Florida Pilot

A compendium of random thoughts from a former Washington Beltway insider who is now having a lot more fun flying small airplanes in Central Florida.

Tuesday, December 13, 2005

maybe not too pretty for prision after all

The incredible sweet deal that Debra Lafave's attorney had negotiated on her behalf to settle multiple counts of sexual misconduct with a 14 year old in multiple jurisdictions has evidently fallen apart. The judge in one of the jurisdictions (Marion County) was apparently unwilling to let Ms. Lafave walk away with almost no punishment despite the fact that the mother of the victim was unhappy about the idea of having her son testify.

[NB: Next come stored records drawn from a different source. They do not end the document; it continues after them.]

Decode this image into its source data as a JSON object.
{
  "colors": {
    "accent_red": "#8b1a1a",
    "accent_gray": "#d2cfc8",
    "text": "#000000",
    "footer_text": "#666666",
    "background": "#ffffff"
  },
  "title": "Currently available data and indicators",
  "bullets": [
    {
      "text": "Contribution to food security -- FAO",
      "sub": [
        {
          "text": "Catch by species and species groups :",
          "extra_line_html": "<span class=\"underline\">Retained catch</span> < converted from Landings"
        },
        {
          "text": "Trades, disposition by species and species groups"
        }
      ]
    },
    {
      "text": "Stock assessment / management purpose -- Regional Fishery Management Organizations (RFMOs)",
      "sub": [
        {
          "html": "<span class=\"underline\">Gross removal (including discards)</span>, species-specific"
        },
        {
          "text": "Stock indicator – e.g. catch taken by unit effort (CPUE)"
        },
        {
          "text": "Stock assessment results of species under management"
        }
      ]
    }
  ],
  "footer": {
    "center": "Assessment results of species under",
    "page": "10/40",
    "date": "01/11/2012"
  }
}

The Tampa Tribune interviewed an expert on obtaining testimony from young witnesses:

Just because the mother doesn't want [her son] to testify," Afield said, doesn't mean he shouldn't. "All parents are protective of their children, but the question is: Is it going to cause permanent damage to him? If he doesn't have a history of mental problems, if he's not fragile or mentally ill, he gets over it just like you recover after having your appendix taken out or an impacted wisdom tooth pulled." There are ways to minimize the trauma for the boys, Afield said, by videotaping heir testimony or having them testify behind a curtain.
The response from Lafave's publicity-hungry attorney was fascinating:
Lafave's attorney, John Fitzgibbons, called Afield's comments "ludicrous and absolutely ridiculous." "The detail of questioning that a lawyer would need to do in a case like this would clearly have an impact on any young person. That's why we have tried so hard to keep the young man and his cousin out of testifying at this trial."

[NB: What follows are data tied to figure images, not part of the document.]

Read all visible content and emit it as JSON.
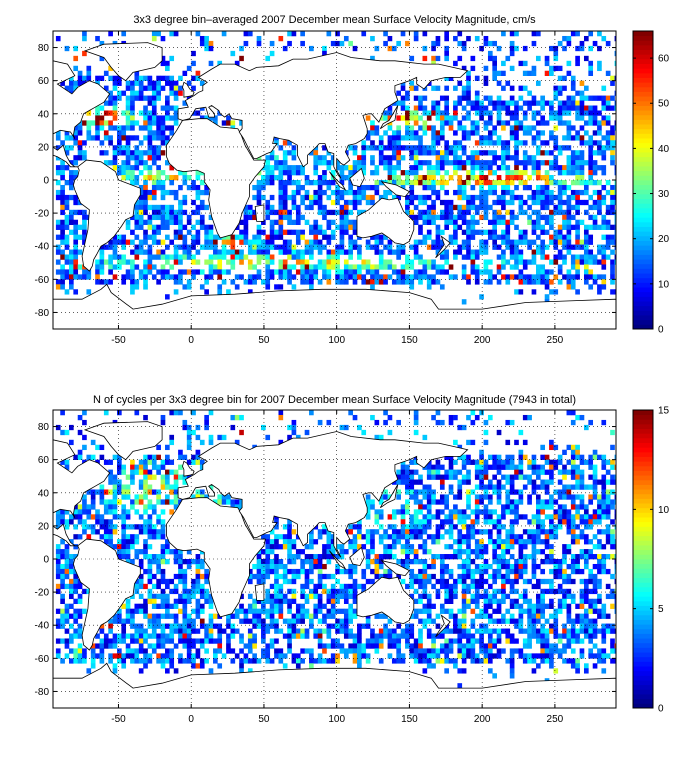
{
  "figure": {
    "background": "#ffffff"
  },
  "chart_data": [
    {
      "type": "heatmap",
      "title": "3x3 degree bin–averaged 2007 December mean Surface Velocity Magnitude, cm/s",
      "xlabel": "",
      "ylabel": "",
      "xlim": [
        -95,
        292
      ],
      "ylim": [
        -90,
        90
      ],
      "xticks": [
        -50,
        0,
        50,
        100,
        150,
        200,
        250
      ],
      "yticks": [
        -80,
        -60,
        -40,
        -20,
        0,
        20,
        40,
        60,
        80
      ],
      "grid": true,
      "grid_style": "dotted",
      "bin_size_deg": 3,
      "colormap": "jet",
      "colorbar": {
        "range": [
          0,
          66
        ],
        "ticks": [
          0,
          10,
          20,
          30,
          40,
          50,
          60
        ]
      },
      "value_profile": "mostly 5-25 cm/s; high (40-66) along equatorial band, Gulf Stream, Kuroshio, Agulhas and Antarctic Circumpolar Current",
      "seed": 11
    },
    {
      "type": "heatmap",
      "title": "N of cycles per 3x3 degree bin for 2007 December mean Surface Velocity Magnitude (7943 in total)",
      "xlabel": "",
      "ylabel": "",
      "xlim": [
        -95,
        292
      ],
      "ylim": [
        -90,
        90
      ],
      "xticks": [
        -50,
        0,
        50,
        100,
        150,
        200,
        250
      ],
      "yticks": [
        -80,
        -60,
        -40,
        -20,
        0,
        20,
        40,
        60,
        80
      ],
      "grid": true,
      "grid_style": "dotted",
      "bin_size_deg": 3,
      "colormap": "jet",
      "colorbar": {
        "range": [
          0,
          15
        ],
        "ticks": [
          0,
          5,
          10,
          15
        ]
      },
      "total_cycles": 7943,
      "value_profile": "mostly 1-5 cycles per bin; higher counts (8-15) in North Atlantic and Mediterranean",
      "seed": 29
    }
  ]
}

So, are we now supposed to believe that Lafave's attorney is now concerned about the victim in this case? Since the facts in the case are not really in dispute, why would it be necessary to aggressively question either the victim or his relative who witnesses Ms. Lafave's rather flagrant actions? Fitzgibbons had previously stated he would attempt an insanity defense which, again, would not require much in the way of testimony from the victim. (I'm assuming that Fitzgibbon's is not going to share his "too pretty for prison" claim with any jury; it just doesn't seem to me like that would go over well.

The way the system works is that Fitzgibbons owes his total loyalty to his client, Ms. Lafave. It is entirely to be expected for him to attempt to disrupt the lives of the victim and family as much as possible in order to reduce the punishment imposed on his client. The repeated delays in bring this case to trial are evidence of Fizgibbon's success to date and the plea bargain agreed to by the judge in Hillsboro county reflected an almost total retreat by the prosecution in the case. For Fitzgibbon to imply that his defense strategy for Lafave incorporated concern for the victims in any possible way is absurd.